What does Fenty's defeat mean for Obama's education reforms?
Dana Goldstein thinks Barack Obama and Arne Duncan could learn a thing or two from the defeat of Adrian Fenty and Michelle Rhee:
As antithetical as the Fenty/Rhee scorched earth PR strategy is to President Obama’s own calm and conciliatory tone, there is no doubt about it: Rhee’s education reform agenda for D.C. -- closing down failing schools, firing ineffective teachers and principals, and instituting teacher merit pay based in part on kids’ standardized test scores—is near and dear to Obama’s heart. The very same policies were incentivized by his administration’s Race to the Top program, a $4 billion grant competition in which states competed for stimulus dollars by promising to institute such reforms.

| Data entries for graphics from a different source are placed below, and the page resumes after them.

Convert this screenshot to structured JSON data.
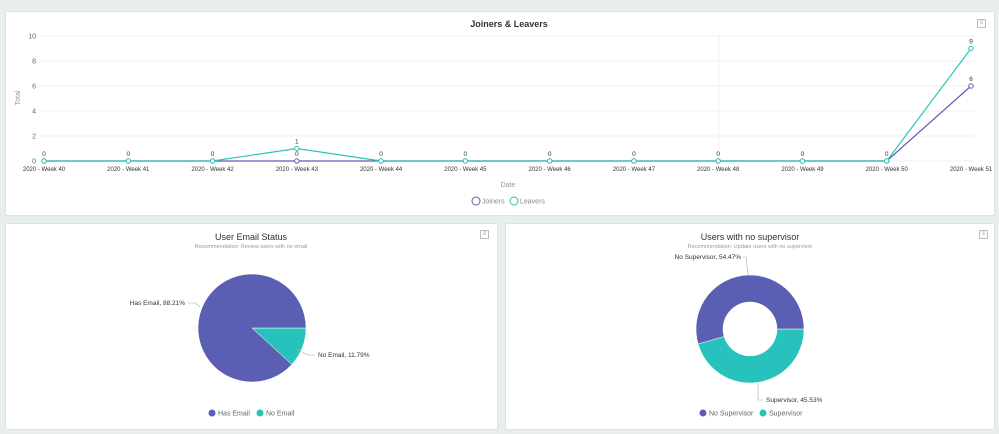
{
  "colors": {
    "joiners": "#5b5fb3",
    "leavers": "#2ec4b6",
    "pie_primary": "#5b5fb3",
    "pie_secondary": "#27c2bb"
  },
  "chart_data": [
    {
      "type": "line",
      "title": "Joiners & Leavers",
      "xlabel": "Date",
      "ylabel": "Total",
      "ylim": [
        0,
        10
      ],
      "yticks": [
        0,
        2,
        4,
        6,
        8,
        10
      ],
      "grid": true,
      "legend": "bottom",
      "categories": [
        "2020 - Week 40",
        "2020 - Week 41",
        "2020 - Week 42",
        "2020 - Week 43",
        "2020 - Week 44",
        "2020 - Week 45",
        "2020 - Week 46",
        "2020 - Week 47",
        "2020 - Week 48",
        "2020 - Week 49",
        "2020 - Week 50",
        "2020 - Week 51"
      ],
      "series": [
        {
          "name": "Joiners",
          "values": [
            0,
            0,
            0,
            0,
            0,
            0,
            0,
            0,
            0,
            0,
            0,
            6
          ]
        },
        {
          "name": "Leavers",
          "values": [
            0,
            0,
            0,
            1,
            0,
            0,
            0,
            0,
            0,
            0,
            0,
            9
          ]
        }
      ]
    },
    {
      "type": "pie",
      "title": "User Email Status",
      "subtitle": "Recommendation: Review users with no email",
      "legend": "bottom",
      "slices": [
        {
          "name": "Has Email",
          "value": 88.21,
          "label": "Has Email, 88.21%"
        },
        {
          "name": "No Email",
          "value": 11.79,
          "label": "No Email, 11.79%"
        }
      ]
    },
    {
      "type": "pie",
      "donut": true,
      "title": "Users with no supervisor",
      "subtitle": "Recommendation: Update users with no supervisor",
      "legend": "bottom",
      "slices": [
        {
          "name": "No Supervisor",
          "value": 54.47,
          "label": "No Supervisor, 54.47%"
        },
        {
          "name": "Supervisor",
          "value": 45.53,
          "label": "Supervisor, 45.53%"
        }
      ]
    }
  ]
}
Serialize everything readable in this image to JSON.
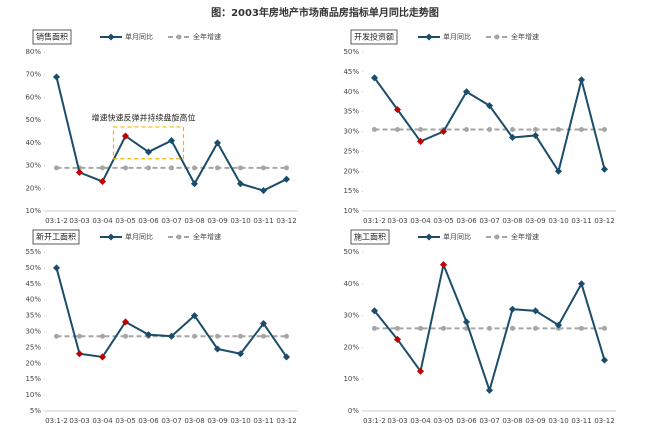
{
  "title": "图：2003年房地产市场商品房指标单月同比走势图",
  "chart_data": [
    {
      "type": "line",
      "title": "销售面积",
      "categories": [
        "03:1-2",
        "03-03",
        "03-04",
        "03-05",
        "03-06",
        "03-07",
        "03-08",
        "03-09",
        "03-10",
        "03-11",
        "03-12"
      ],
      "ylim": [
        10,
        80
      ],
      "yticks": [
        {
          "value": 10,
          "label": "10%"
        },
        {
          "value": 20,
          "label": "20%"
        },
        {
          "value": 30,
          "label": "30%"
        },
        {
          "value": 40,
          "label": "40%"
        },
        {
          "value": 50,
          "label": "50%"
        },
        {
          "value": 60,
          "label": "60%"
        },
        {
          "value": 70,
          "label": "70%"
        },
        {
          "value": 80,
          "label": "80%"
        }
      ],
      "series": [
        {
          "name": "单月同比",
          "color": "#1b4d6b",
          "values": [
            69,
            27,
            23,
            43,
            36,
            41,
            22,
            40,
            22,
            19,
            24
          ],
          "point_colors": [
            "#1b4d6b",
            "#c00000",
            "#c00000",
            "#c00000",
            "#1b4d6b",
            "#1b4d6b",
            "#1b4d6b",
            "#1b4d6b",
            "#1b4d6b",
            "#1b4d6b",
            "#1b4d6b"
          ]
        },
        {
          "name": "全年增速",
          "color": "#a6a6a6",
          "dashed": true,
          "values": [
            29,
            29,
            29,
            29,
            29,
            29,
            29,
            29,
            29,
            29,
            29
          ]
        }
      ],
      "annotation": "增速快速反弹并持续盘旋高位"
    },
    {
      "type": "line",
      "title": "开发投资额",
      "categories": [
        "03:1-2",
        "03-03",
        "03-04",
        "03-05",
        "03-06",
        "03-07",
        "03-08",
        "03-09",
        "03-10",
        "03-11",
        "03-12"
      ],
      "ylim": [
        10,
        50
      ],
      "yticks": [
        {
          "value": 10,
          "label": "10%"
        },
        {
          "value": 15,
          "label": "15%"
        },
        {
          "value": 20,
          "label": "20%"
        },
        {
          "value": 25,
          "label": "25%"
        },
        {
          "value": 30,
          "label": "30%"
        },
        {
          "value": 35,
          "label": "35%"
        },
        {
          "value": 40,
          "label": "40%"
        },
        {
          "value": 45,
          "label": "45%"
        },
        {
          "value": 50,
          "label": "50%"
        }
      ],
      "series": [
        {
          "name": "单月同比",
          "color": "#1b4d6b",
          "values": [
            43.5,
            35.5,
            27.5,
            30,
            40,
            36.5,
            28.5,
            29,
            20,
            43,
            20.5
          ],
          "point_colors": [
            "#1b4d6b",
            "#c00000",
            "#c00000",
            "#c00000",
            "#1b4d6b",
            "#1b4d6b",
            "#1b4d6b",
            "#1b4d6b",
            "#1b4d6b",
            "#1b4d6b",
            "#1b4d6b"
          ]
        },
        {
          "name": "全年增速",
          "color": "#a6a6a6",
          "dashed": true,
          "values": [
            30.5,
            30.5,
            30.5,
            30.5,
            30.5,
            30.5,
            30.5,
            30.5,
            30.5,
            30.5,
            30.5
          ]
        }
      ]
    },
    {
      "type": "line",
      "title": "新开工面积",
      "categories": [
        "03:1-2",
        "03-03",
        "03-04",
        "03-05",
        "03-06",
        "03-07",
        "03-08",
        "03-09",
        "03-10",
        "03-11",
        "03-12"
      ],
      "ylim": [
        5,
        55
      ],
      "yticks": [
        {
          "value": 5,
          "label": "5%"
        },
        {
          "value": 10,
          "label": "10%"
        },
        {
          "value": 15,
          "label": "15%"
        },
        {
          "value": 20,
          "label": "20%"
        },
        {
          "value": 25,
          "label": "25%"
        },
        {
          "value": 30,
          "label": "30%"
        },
        {
          "value": 35,
          "label": "35%"
        },
        {
          "value": 40,
          "label": "40%"
        },
        {
          "value": 45,
          "label": "45%"
        },
        {
          "value": 50,
          "label": "50%"
        },
        {
          "value": 55,
          "label": "55%"
        }
      ],
      "series": [
        {
          "name": "单月同比",
          "color": "#1b4d6b",
          "values": [
            50,
            23,
            22,
            33,
            29,
            28.5,
            35,
            24.5,
            23,
            32.5,
            22
          ],
          "point_colors": [
            "#1b4d6b",
            "#c00000",
            "#c00000",
            "#c00000",
            "#1b4d6b",
            "#1b4d6b",
            "#1b4d6b",
            "#1b4d6b",
            "#1b4d6b",
            "#1b4d6b",
            "#1b4d6b"
          ]
        },
        {
          "name": "全年增速",
          "color": "#a6a6a6",
          "dashed": true,
          "values": [
            28.5,
            28.5,
            28.5,
            28.5,
            28.5,
            28.5,
            28.5,
            28.5,
            28.5,
            28.5,
            28.5
          ]
        }
      ]
    },
    {
      "type": "line",
      "title": "施工面积",
      "categories": [
        "03:1-2",
        "03-03",
        "03-04",
        "03-05",
        "03-06",
        "03-07",
        "03-08",
        "03-09",
        "03-10",
        "03-11",
        "03-12"
      ],
      "ylim": [
        0,
        50
      ],
      "yticks": [
        {
          "value": 0,
          "label": "0%"
        },
        {
          "value": 10,
          "label": "10%"
        },
        {
          "value": 20,
          "label": "20%"
        },
        {
          "value": 30,
          "label": "30%"
        },
        {
          "value": 40,
          "label": "40%"
        },
        {
          "value": 50,
          "label": "50%"
        }
      ],
      "series": [
        {
          "name": "单月同比",
          "color": "#1b4d6b",
          "values": [
            31.5,
            22.5,
            12.5,
            46,
            28,
            6.5,
            32,
            31.5,
            27,
            40,
            16
          ],
          "point_colors": [
            "#1b4d6b",
            "#c00000",
            "#c00000",
            "#c00000",
            "#1b4d6b",
            "#1b4d6b",
            "#1b4d6b",
            "#1b4d6b",
            "#1b4d6b",
            "#1b4d6b",
            "#1b4d6b"
          ]
        },
        {
          "name": "全年增速",
          "color": "#a6a6a6",
          "dashed": true,
          "values": [
            26,
            26,
            26,
            26,
            26,
            26,
            26,
            26,
            26,
            26,
            26
          ]
        }
      ]
    }
  ]
}
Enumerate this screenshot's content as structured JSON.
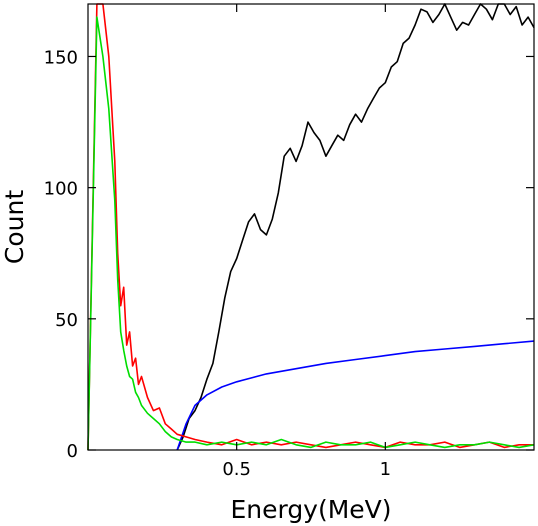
{
  "chart_data": {
    "type": "line",
    "title": "",
    "xlabel": "Energy(MeV)",
    "ylabel": "Count",
    "xlim": [
      0,
      1.5
    ],
    "ylim": [
      0,
      170
    ],
    "x_scale": "linear",
    "y_scale": "linear",
    "grid": false,
    "legend": "none",
    "x_ticks": [
      {
        "value": 0.5,
        "label": "0.5"
      },
      {
        "value": 1.0,
        "label": "1"
      }
    ],
    "y_ticks": [
      {
        "value": 0,
        "label": "0"
      },
      {
        "value": 50,
        "label": "50"
      },
      {
        "value": 100,
        "label": "100"
      },
      {
        "value": 150,
        "label": "150"
      }
    ],
    "series": [
      {
        "color": "#000000",
        "x": [
          0.3,
          0.32,
          0.34,
          0.36,
          0.38,
          0.4,
          0.42,
          0.44,
          0.46,
          0.48,
          0.5,
          0.52,
          0.54,
          0.56,
          0.58,
          0.6,
          0.62,
          0.64,
          0.66,
          0.68,
          0.7,
          0.72,
          0.74,
          0.76,
          0.78,
          0.8,
          0.82,
          0.84,
          0.86,
          0.88,
          0.9,
          0.92,
          0.94,
          0.96,
          0.98,
          1.0,
          1.02,
          1.04,
          1.06,
          1.08,
          1.1,
          1.12,
          1.14,
          1.16,
          1.18,
          1.2,
          1.22,
          1.24,
          1.26,
          1.28,
          1.3,
          1.32,
          1.34,
          1.36,
          1.38,
          1.4,
          1.42,
          1.44,
          1.46,
          1.48,
          1.5
        ],
        "y": [
          0,
          5,
          12,
          15,
          20,
          27,
          33,
          45,
          58,
          68,
          73,
          80,
          87,
          90,
          84,
          82,
          88,
          98,
          112,
          115,
          110,
          116,
          125,
          121,
          118,
          112,
          116,
          120,
          118,
          124,
          128,
          125,
          130,
          134,
          138,
          140,
          146,
          148,
          155,
          157,
          162,
          168,
          167,
          163,
          166,
          170,
          165,
          160,
          163,
          162,
          166,
          170,
          168,
          164,
          170,
          171,
          166,
          169,
          162,
          165,
          161
        ]
      },
      {
        "color": "#0000ff",
        "x": [
          0.3,
          0.33,
          0.36,
          0.4,
          0.45,
          0.5,
          0.55,
          0.6,
          0.7,
          0.8,
          0.9,
          1.0,
          1.1,
          1.2,
          1.3,
          1.4,
          1.5
        ],
        "y": [
          0,
          10,
          17,
          21,
          24,
          26,
          27.5,
          29,
          31,
          33,
          34.5,
          36,
          37.5,
          38.5,
          39.5,
          40.5,
          41.5
        ]
      },
      {
        "color": "#ff0000",
        "x": [
          0.0,
          0.03,
          0.05,
          0.07,
          0.09,
          0.1,
          0.11,
          0.12,
          0.13,
          0.14,
          0.15,
          0.16,
          0.17,
          0.18,
          0.2,
          0.22,
          0.24,
          0.26,
          0.28,
          0.3,
          0.33,
          0.36,
          0.4,
          0.45,
          0.5,
          0.55,
          0.6,
          0.65,
          0.7,
          0.75,
          0.8,
          0.85,
          0.9,
          0.95,
          1.0,
          1.05,
          1.1,
          1.15,
          1.2,
          1.25,
          1.3,
          1.35,
          1.4,
          1.45,
          1.5
        ],
        "y": [
          0,
          170,
          170,
          150,
          110,
          75,
          55,
          62,
          40,
          45,
          32,
          35,
          25,
          28,
          20,
          15,
          16,
          10,
          8,
          6,
          5,
          4,
          3,
          2,
          4,
          2,
          3,
          2,
          3,
          2,
          1,
          2,
          3,
          2,
          1,
          3,
          2,
          2,
          3,
          1,
          2,
          3,
          1,
          2,
          2
        ]
      },
      {
        "color": "#00dd00",
        "x": [
          0.0,
          0.03,
          0.05,
          0.07,
          0.09,
          0.1,
          0.11,
          0.12,
          0.13,
          0.14,
          0.15,
          0.16,
          0.17,
          0.18,
          0.2,
          0.22,
          0.24,
          0.26,
          0.28,
          0.3,
          0.33,
          0.36,
          0.4,
          0.45,
          0.5,
          0.55,
          0.6,
          0.65,
          0.7,
          0.75,
          0.8,
          0.85,
          0.9,
          0.95,
          1.0,
          1.05,
          1.1,
          1.15,
          1.2,
          1.25,
          1.3,
          1.35,
          1.4,
          1.45,
          1.5
        ],
        "y": [
          0,
          165,
          150,
          130,
          95,
          65,
          45,
          38,
          32,
          28,
          27,
          22,
          20,
          17,
          14,
          12,
          10,
          7,
          5,
          4,
          3,
          3,
          2,
          3,
          2,
          3,
          2,
          4,
          2,
          1,
          3,
          2,
          2,
          3,
          1,
          2,
          3,
          2,
          1,
          2,
          2,
          3,
          2,
          1,
          2
        ]
      }
    ]
  }
}
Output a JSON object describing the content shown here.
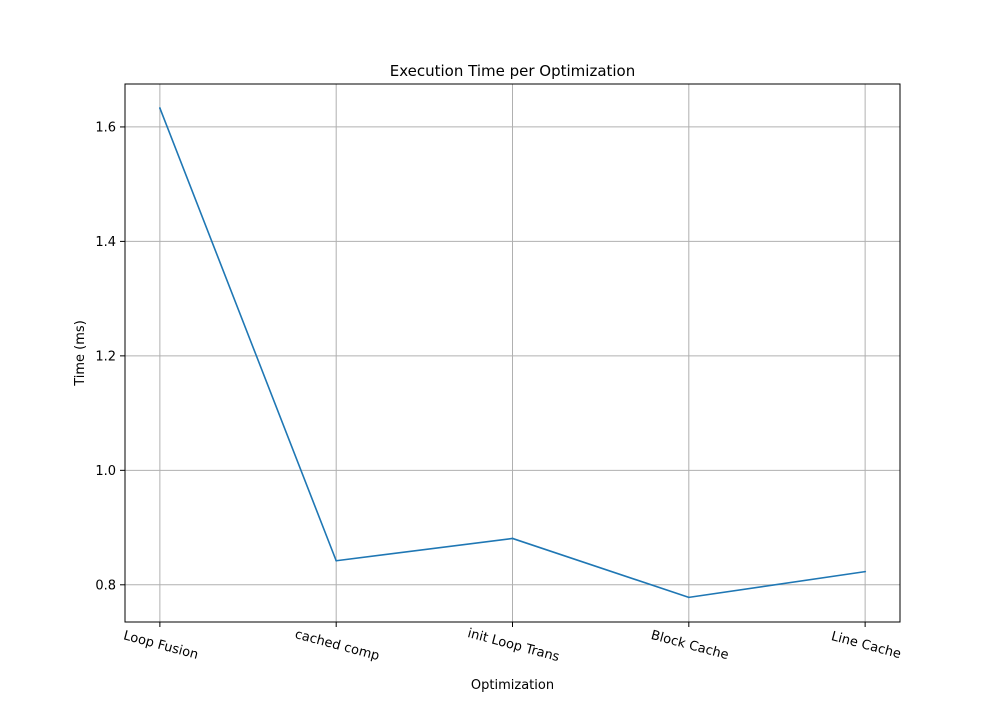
{
  "chart_data": {
    "type": "line",
    "title": "Execution Time per Optimization",
    "xlabel": "Optimization",
    "ylabel": "Time (ms)",
    "categories": [
      "Loop Fusion",
      "cached comp",
      "init Loop Trans",
      "Block Cache",
      "Line Cache"
    ],
    "series": [
      {
        "values": [
          1.633,
          0.842,
          0.881,
          0.778,
          0.823
        ]
      }
    ],
    "ylim": [
      0.735,
      1.675
    ],
    "yticks": [
      0.8,
      1.0,
      1.2,
      1.4,
      1.6
    ],
    "ytick_labels": [
      "0.8",
      "1.0",
      "1.2",
      "1.4",
      "1.6"
    ],
    "x_tick_rotation_deg": -15,
    "grid": true,
    "line_color": "#1f77b4"
  }
}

If there’s a lesson for Obama and his education secretary, Arne Duncan, to learn from Fenty’s defeat, it might be that significant segments of the public—including the urban public school parents who have the most potentially to gain—are skeptical of the White House’s school reform agenda, which adopts many of the priorities of the Bush administration, including high-stakes standardized testing and tough accountability measures for neighborhood schools. While many in the media champion these policies, school reformers so far have failed to make the case to communities, who see their local schools not only as student achievement factories, but also as storehouses of community history, sources of jobs, and even repositories of racial pride.
Matt Yglesias sort of disagrees, and notes that Fenty won 62 percent of parents who have children enrolled in the D.C. public schools.